The code below gives a test program that displays a DFS for the graph in Figure above starting from Chicago. The graphical illustration of the DFS starting from Chicago is shown in Figure below.
public class TestDFS {
public static void main(String[] args) {
String[] vertices = {"Seattle", "San Francisco", "Los Angeles", "Denver", "Kansas City", "Chicago", "Boston", "New York", "Atlanta", "Miami", "Dallas", "Houston"};
int[][] edges = {
{0, 1}, {0, 3}, {0, 5},
{1, 0}, {1, 2}, {1, 3},
{2, 1}, {2, 3}, {2, 4}, {2, 10},
{3, 0}, {3, 1}, {3, 2}, {3, 4}, {3, 5},
{4, 2}, {4, 3}, {4, 5}, {4, 7}, {4, 8}, {4, 10},
{5, 0}, {5, 3}, {5, 4}, {5, 6}, {5, 7},
{6, 5}, {6, 7},
{7, 4}, {7, 5}, {7, 6}, {7, 8},
{8, 4}, {8, 7}, {8, 9}, {8, 10}, {8, 11},
{9, 8}, {9, 11},
{10, 2}, {10, 4}, {10, 8}, {10, 11},
{11, 8}, {11, 9}, {11, 10}
};
Graph<String> graph = new UnweightedGraph<>(vertices, edges);
AbstractGraph<String>.Tree dfs = graph.dfs(graph.getIndex("Chicago"));
java.util.List<Integer> searchOrders = dfs.getSearchOrder();
System.out.println(dfs.getNumberOfVerticesFound() + " vertices are searched in this DFS order:");
for(int i = 0; i < searchOrders.size(); i++)
System.out.print(graph.getVertex(searchOrders.get(i)) + " ");
System.out.println();
for(int i = 0; i < searchOrders.size(); i++)
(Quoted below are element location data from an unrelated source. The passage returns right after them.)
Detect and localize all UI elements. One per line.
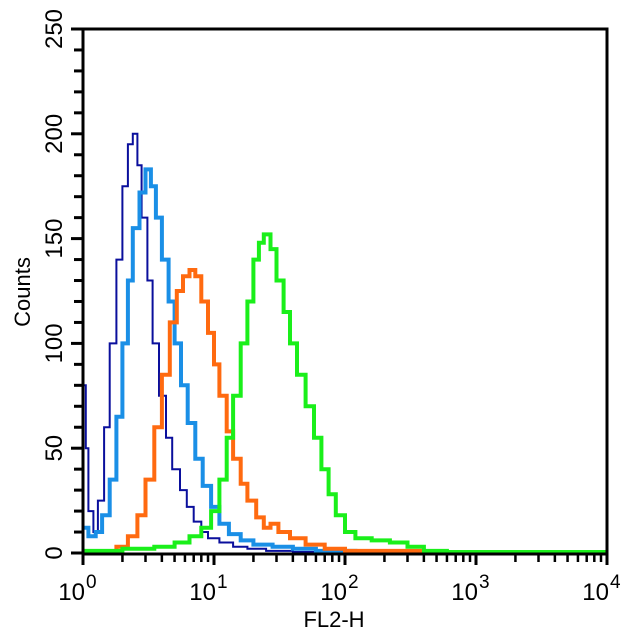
y-tick-label: 50 (41, 435, 68, 462)
x-axis: 10 0 10 1 10 2 10 3 10 4 (58, 553, 621, 606)
series-dark-blue (83, 132, 346, 553)
x-tick-label: 10 2 (320, 572, 358, 606)
y-tick-label: 100 (41, 323, 68, 363)
x-tick-exponent: 4 (610, 572, 621, 593)
series-light-blue (83, 167, 358, 553)
y-axis: 0 50 100 150 200 250 (41, 9, 83, 560)
x-tick-exponent: 2 (348, 572, 359, 593)
x-tick-base: 10 (451, 579, 478, 606)
y-tick-label: 150 (41, 219, 68, 259)
y-tick-label: 250 (41, 9, 68, 49)
x-tick-exponent: 0 (86, 572, 97, 593)
x-tick-base: 10 (189, 579, 216, 606)
x-tick-label: 10 0 (58, 572, 96, 606)
y-axis-title: Counts (10, 257, 35, 327)
series-green (83, 232, 607, 554)
y-tick-label: 200 (41, 114, 68, 154)
x-tick-label: 10 3 (451, 572, 489, 606)
series-layer (83, 132, 607, 555)
x-tick-exponent: 3 (479, 572, 490, 593)
x-axis-title: FL2-H (303, 607, 364, 632)
x-tick-label: 10 4 (582, 572, 621, 606)
series-orange (106, 268, 426, 555)
x-tick-exponent: 1 (217, 572, 228, 593)
x-tick-label: 10 1 (189, 572, 227, 606)
x-tick-base: 10 (582, 579, 609, 606)
y-tick-label: 0 (41, 546, 68, 559)
x-tick-base: 10 (58, 579, 85, 606)
x-tick-base: 10 (320, 579, 347, 606)
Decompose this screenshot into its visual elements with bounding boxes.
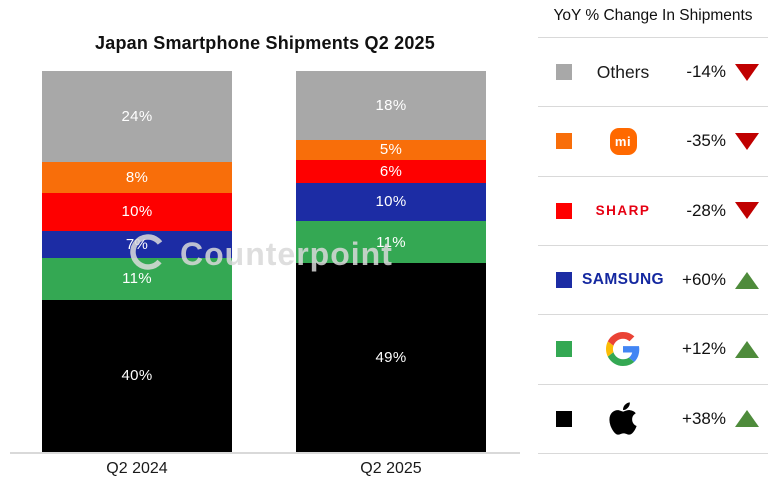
segment-value-label: 11% [376, 233, 406, 251]
bar-segment-others: 24% [42, 71, 232, 163]
legend-swatch [556, 202, 572, 219]
segment-value-label: 7% [125, 235, 149, 253]
segment-value-label: 10% [121, 203, 153, 221]
google-logo-icon [606, 332, 640, 367]
brand-logo-cell [580, 400, 666, 437]
stacked-bar-q2-2025: 18% 5% 6% 10% 11% 49% [296, 71, 486, 452]
triangle-up-icon [735, 340, 759, 358]
yoy-change-value: -35% [686, 131, 726, 151]
triangle-down-icon [735, 63, 759, 81]
xiaomi-logo-icon: mi [609, 127, 637, 155]
brand-logo-cell: Others [580, 62, 666, 83]
legend-swatch [556, 410, 572, 427]
segment-value-label: 10% [375, 193, 407, 211]
bar-segment-sharp: 10% [42, 192, 232, 232]
stacked-bar-q2-2024: 24% 8% 10% 7% 11% 40% [42, 71, 232, 452]
others-label: Others [596, 61, 650, 82]
segment-value-label: 8% [125, 169, 149, 187]
triangle-down-icon [735, 132, 759, 150]
segment-value-label: 49% [375, 349, 407, 367]
chart-title: Japan Smartphone Shipments Q2 2025 [95, 33, 435, 53]
bar-segment-apple: 40% [42, 299, 232, 452]
legend-panel: YoY % Change In Shipments Others -14% mi -3… [538, 0, 768, 489]
segment-value-label: 24% [121, 108, 153, 126]
yoy-change-value: -14% [686, 62, 726, 82]
bar-segment-others: 18% [296, 71, 486, 141]
legend-rows: Others -14% mi -35% SHARP -28% SAMSUNG +60% +12%… [538, 37, 768, 454]
sharp-logo: SHARP [595, 203, 651, 219]
legend-row-samsung: SAMSUNG +60% [538, 245, 768, 314]
triangle-up-icon [735, 271, 759, 289]
legend-row-others: Others -14% [538, 37, 768, 106]
bar-segment-samsung: 10% [296, 182, 486, 222]
bar-segment-xiaomi: 5% [296, 140, 486, 160]
samsung-logo: SAMSUNG [581, 271, 665, 289]
legend-swatch [556, 341, 572, 358]
yoy-change-value: +12% [682, 339, 726, 359]
bar-segment-xiaomi: 8% [42, 162, 232, 193]
brand-logo-cell: mi [580, 127, 666, 155]
legend-row-xiaomi: mi -35% [538, 106, 768, 175]
brand-logo-cell: SAMSUNG [580, 271, 666, 289]
segment-value-label: 40% [121, 367, 153, 385]
triangle-down-icon [735, 202, 759, 220]
apple-logo-icon [609, 402, 637, 436]
yoy-change-value: +60% [682, 270, 726, 290]
triangle-up-icon [735, 410, 759, 428]
brand-logo-cell [580, 332, 666, 367]
segment-value-label: 5% [379, 141, 403, 159]
segment-value-label: 11% [122, 270, 152, 288]
segment-value-label: 18% [375, 97, 407, 115]
x-axis-line [10, 452, 520, 454]
x-axis-label-q2-2024: Q2 2024 [106, 460, 168, 477]
bar-segment-apple: 49% [296, 263, 486, 452]
yoy-change-value: +38% [682, 408, 726, 428]
brand-logo-cell: SHARP [580, 203, 666, 218]
bar-segment-samsung: 7% [42, 231, 232, 258]
legend-swatch [556, 272, 572, 289]
legend-swatch [556, 64, 572, 81]
yoy-change-value: -28% [686, 200, 726, 220]
bar-segment-sharp: 6% [296, 159, 486, 183]
bar-segment-google: 11% [42, 257, 232, 300]
x-axis-label-q2-2025: Q2 2025 [360, 460, 422, 477]
legend-row-sharp: SHARP -28% [538, 175, 768, 245]
legend-row-apple: +38% [538, 383, 768, 453]
segment-value-label: 6% [379, 162, 403, 180]
legend-row-google: +12% [538, 314, 768, 383]
legend-header: YoY % Change In Shipments [553, 7, 753, 24]
legend-swatch [556, 133, 572, 150]
bar-segment-google: 11% [296, 221, 486, 264]
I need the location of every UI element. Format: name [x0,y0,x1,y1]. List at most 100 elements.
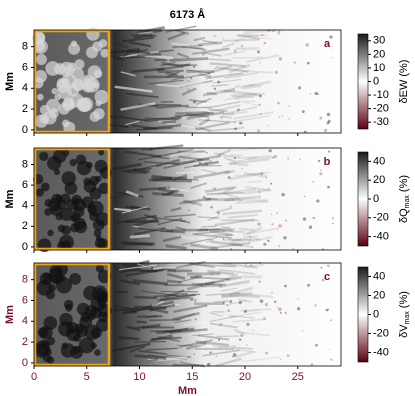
texture-cell [35,188,44,197]
texture-streak [188,98,208,104]
texture-streak [246,212,265,222]
texture-streak [196,97,212,106]
texture-streak [233,328,246,335]
texture-streak [185,342,207,350]
panel-label: c [324,271,330,283]
texture-speck [316,199,320,203]
texture-speck [305,43,309,47]
texture-streak [208,108,228,113]
texture-streak [209,62,246,68]
colorbar-tick-label: 20 [373,174,385,186]
texture-streak [204,275,242,286]
texture-streak [157,336,180,343]
texture-streak [170,112,211,120]
texture-streak [111,54,124,62]
texture-cell [37,93,44,101]
texture-cell [40,182,50,192]
texture-cell [98,149,105,156]
texture-speck [330,358,333,361]
texture-streak [178,155,204,161]
texture-streak [166,71,180,78]
y-tick-label: 8 [22,158,28,170]
texture-streak [193,159,213,168]
texture-streak [137,30,162,34]
colorbar-tick-label: 40 [373,270,385,282]
texture-streak [231,104,264,113]
texture-streak [168,262,191,265]
texture-streak [215,207,232,213]
texture-streak [153,292,188,298]
texture-cell [84,304,98,318]
highlight-box [33,262,111,367]
texture-streak [117,53,129,61]
texture-cell [64,304,73,312]
texture-streak [165,25,197,33]
texture-speck [259,299,264,303]
texture-speck [303,195,306,198]
y-axis-label: Mm [4,189,16,208]
texture-streak [152,174,173,180]
texture-streak [234,197,269,203]
texture-speck [273,154,277,158]
texture-speck [268,124,270,126]
texture-streak [139,269,164,272]
texture-speck [308,225,313,229]
texture-speck [257,129,260,133]
texture-cell [57,224,66,233]
x-axis-label: Mm [178,385,197,396]
texture-speck [213,34,216,37]
texture-streak [221,225,233,231]
colorbar-label-unit: (%) [398,60,410,77]
texture-streak [202,349,240,357]
chart-title: 6173 Å [170,8,206,21]
texture-streak [235,331,271,337]
texture-speck [258,103,261,106]
texture-speck [195,275,198,278]
y-tick-label: 6 [22,294,28,306]
texture-streak [223,195,262,202]
y-axis-label: Mm [4,305,16,324]
texture-streak [124,205,151,211]
texture-streak [125,92,159,99]
texture-cell [59,312,73,327]
texture-streak [155,327,195,335]
texture-cell [58,102,70,115]
texture-cell [35,53,47,66]
colorbar-label-sub: max [404,311,411,325]
texture-streak [171,72,211,81]
texture-streak [228,63,251,74]
texture-streak [220,287,238,292]
texture-streak [232,156,258,164]
texture-speck [272,156,274,159]
texture-speck [268,188,270,190]
texture-speck [198,161,202,165]
texture-cell [97,238,109,249]
texture-cell [72,346,81,355]
texture-speck [321,278,325,282]
texture-speck [187,79,190,82]
texture-streak [241,70,273,74]
texture-streak [195,230,225,235]
texture-streak [205,330,221,335]
texture-streak [234,171,272,177]
texture-cell [40,339,50,349]
texture-streak [248,235,273,244]
colorbar-tick-label: 20 [373,48,385,60]
texture-streak [192,47,230,56]
texture-cell [44,208,52,216]
texture-cell [98,39,108,48]
texture-streak [139,186,171,192]
texture-streak [238,227,255,232]
texture-streak [196,280,225,285]
y-tick-label: 2 [22,336,28,348]
texture-streak [217,98,247,105]
texture-speck [270,182,273,185]
texture-speck [193,353,195,356]
texture-speck [301,329,304,332]
texture-streak [120,71,136,77]
texture-streak [217,188,257,195]
texture-speck [213,87,217,91]
texture-streak [141,323,161,329]
texture-streak [249,32,263,37]
texture-streak [170,42,207,50]
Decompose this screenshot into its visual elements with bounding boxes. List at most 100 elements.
if(dfs.getParent(i) != -1)
System.out.println("parent of " + graph.getVertex(i) + " is " + graph.getVertex(dfs.getParent(i)));
}
}
12 vertices are searched in this DFS order:
Chicago Seattle San Francisco Los Angeles Denver
Kansas City New York Boston Atlanta Miami Houston Dallas
parent of Seattle is Chicago
parent of San Francisco is Seattle
parent of Los Angeles is San Francisco
parent of Denver is Los Angeles
parent of Kansas City is Denver
parent of Boston is New York
parent of New York is Kansas City
parent of Atlanta is New York
parent of Miami is Atlanta
parent of Dallas is Houston
parent of Houston is Miami
Applications of the DFS
The depth-first search can be used to solve many problems, such as the following:
- Detecting whether a graph is connected. Search the graph starting from any vertex. If the number of vertices searched is the same as the number of vertices in the graph, the graph is connected. Otherwise, the graph is not connected.
- Detecting whether there is a path between two vertices.
- Finding a path between two vertices.
- Finding all connected components. A connected component is a maximal connected subgraph in which every pair of vertices are connected by a path.
- Detecting whether there is a cycle in the graph.
- Finding a cycle in the graph.
- Finding a Hamiltonian path/cycle. A Hamiltonian path in a graph is a path that visits each vertex in the graph exactly once. A Hamiltonian cycle visits each vertex in the graph exactly once and returns to the starting vertex.
The first six problems can be easily solved using the dfs method in AbstractGraph.java. To find a Hamiltonian path/cycle, you have to explore all possible DFSs to find the one that leads to the longest path. The Hamiltonian path/cycle has many applications, including for solving the well-known Knight’s Tour problem.